答案： 14.0提示:由已知得$(a^{2}+ac)-(b^{2}+bc)=0$，$(c^{2}+ac)-(d^{2}+ad)=0$，即$(a - b)(a + b + c)=0$，$(c - d)(a + c + d)=0$，$\because a\neq b$，$c\neq d$，$\therefore a + b + c = 0$，$a + c + d = 0$，可得$b = d = -(a + c)$，又$(a^{2}+ac)+(c^{2}+ac)=2 + 4 = 6$，即$a^{2}+2ac + c^{2}=6$，$(a + c)^{2}=6$，$(a^{2}+ac)-(c^{2}+ac)=2 - 4 = -2$，$(a + c)(a - c)= - 2$，$\therefore (a + c)=\pm\sqrt{6}$，$a - c=\pm\frac{\sqrt{6}}{3}$，即$a=\frac{\sqrt{6}}{3}$，$c=\frac{2\sqrt{6}}{3}$或$a=-\frac{\sqrt{6}}{3}$，$c=-\frac{2\sqrt{6}}{3}$，$\therefore 6a + 2b + 3c + 2d=6a + 3c + 4b=6a + 3c - 4(a + c)=2a - c = 0$.

答案： 15.
(1)把$a$看作主元，变形得，原式$=a^{2}-ax^{2}-2ax + x^{2}-1=a^{2}-(x^{2}+2x)a+(x - 1)(x^{2}+x + 1)=[a-(x - 1)][a-(x^{2}+x + 1)]$.

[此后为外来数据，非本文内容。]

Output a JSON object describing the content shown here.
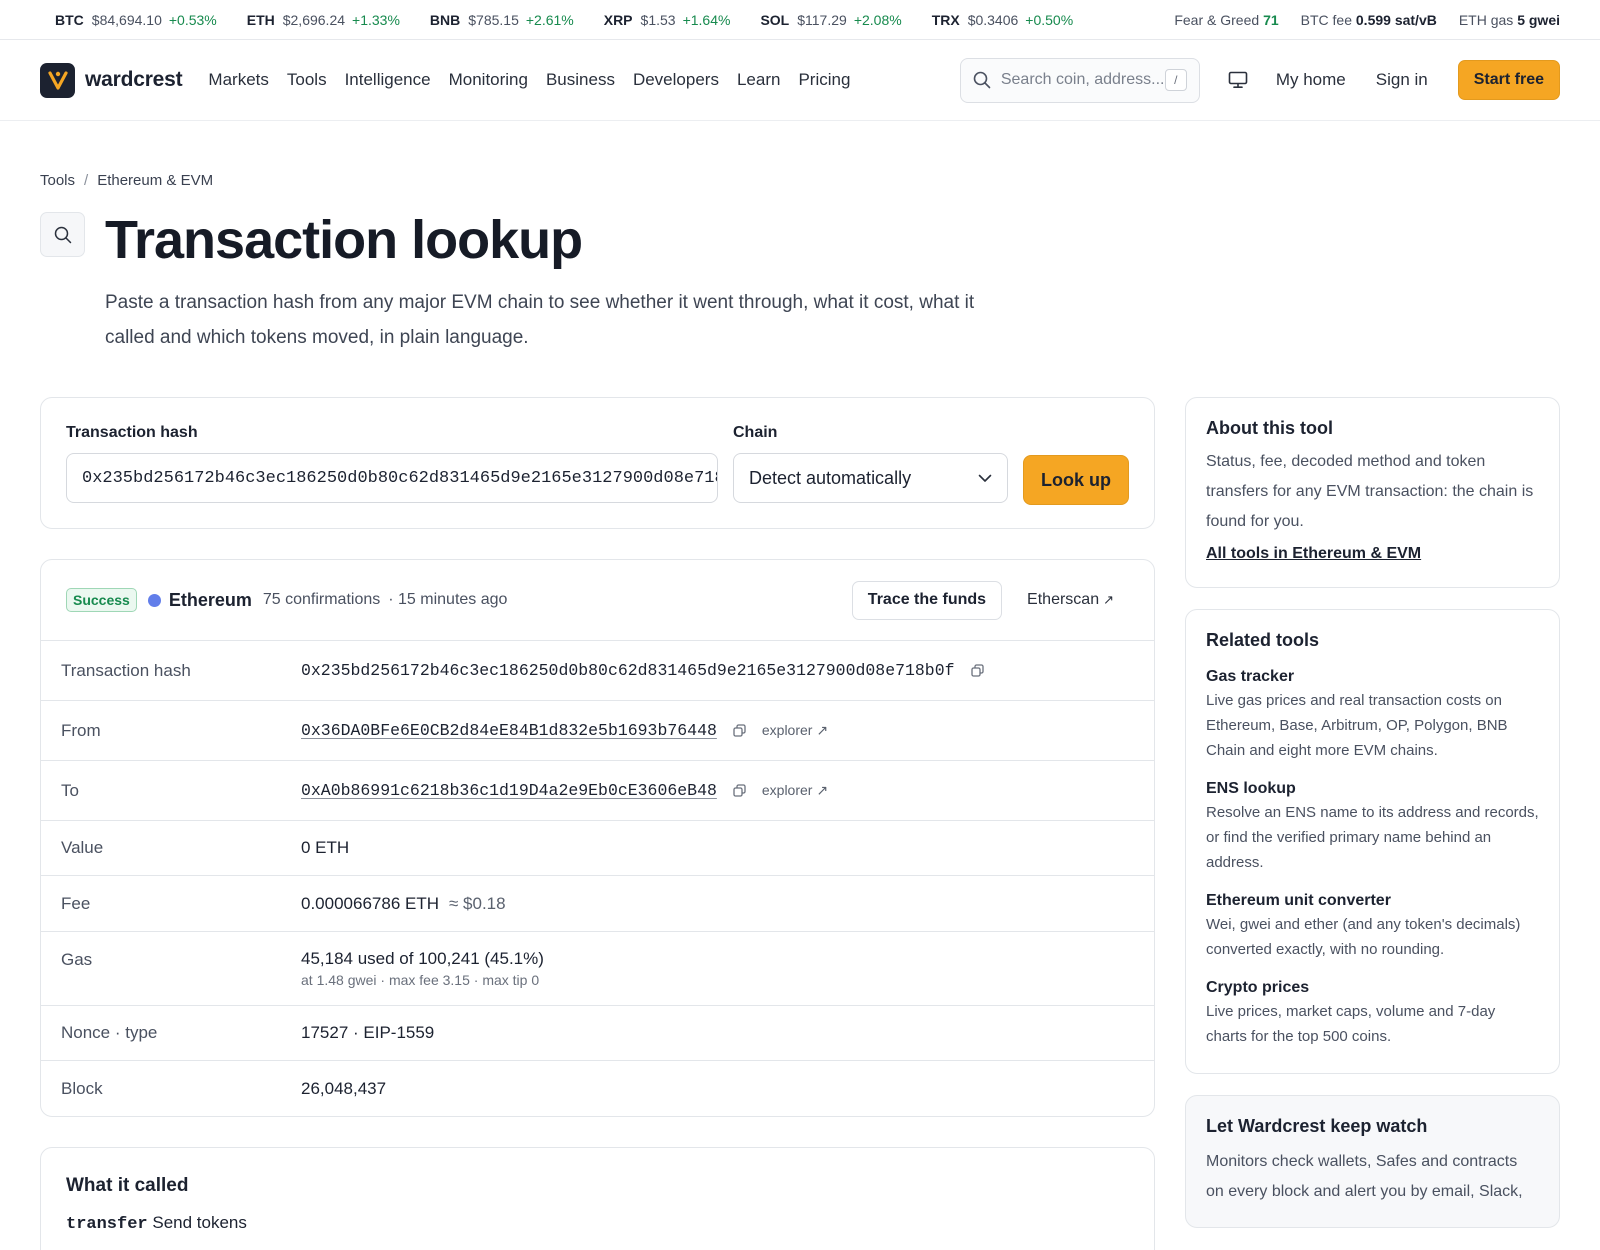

(2)原式$=(6x^{3}-6x^{2})-(5x^{2}-x - 4)=6x^{3}(x - 1)-(5x + 4)(x - 1)=(x - 1)(6x^{2}-5x - 4)=(x - 1)(3x - 4)(2x + 1)$.
(3)原式$=x^{3}(x - 4)+(x - 4)(x - 2)=(x - 4)(x^{2}+x - 2)=(x - 4)(x + 2)(x - 1)$.

答案： 16.解:由已知得$a^{3}(a - 1)-a^{2}(a - 1)+b^{3}(b - 1)-b^{2}(b - 1)+c^{3}(c - 1)-c^{2}(c - 1)=0$.等式左边因式分解得，$a^{2}(a - 1)^{2}+b^{2}(b - 1)^{2}+c^{2}(c - 1)^{2}=0$，又$\because a^{2}(a - 1)^{2}\geqslant0$，$b^{2}(b - 1)^{2}\geqslant0$，$c^{2}(c - 1)^{2}\geqslant0$，$\therefore a^{2}(a - 1)^{2}=0$，$b^{2}(b - 1)^{2}=0$，$c^{2}(c - 1)^{2}=0$，$\therefore a = 0$或$a = 1$；$b = 0$或$b = 1$；$c = 0$或$c = 1$，$\therefore\begin{cases}a = 0\\b = 0\\c = 0\end{cases}$，$\begin{cases}a = 0\\b = 0\\c = 1\end{cases}$，$\begin{cases}a = 0\\b = 1\\c = 0\end{cases}$，$\begin{cases}a = 0\\b = 1\\c = 1\end{cases}$，$\begin{cases}a = 1\\b = 0\\c = 0\end{cases}$，$\begin{cases}a = 1\\b = 0\\c = 1\end{cases}$，$\begin{cases}a = 1\\b = 1\\c = 0\end{cases}$，$\begin{cases}a = 1\\b = 1\\c = 1\end{cases}$.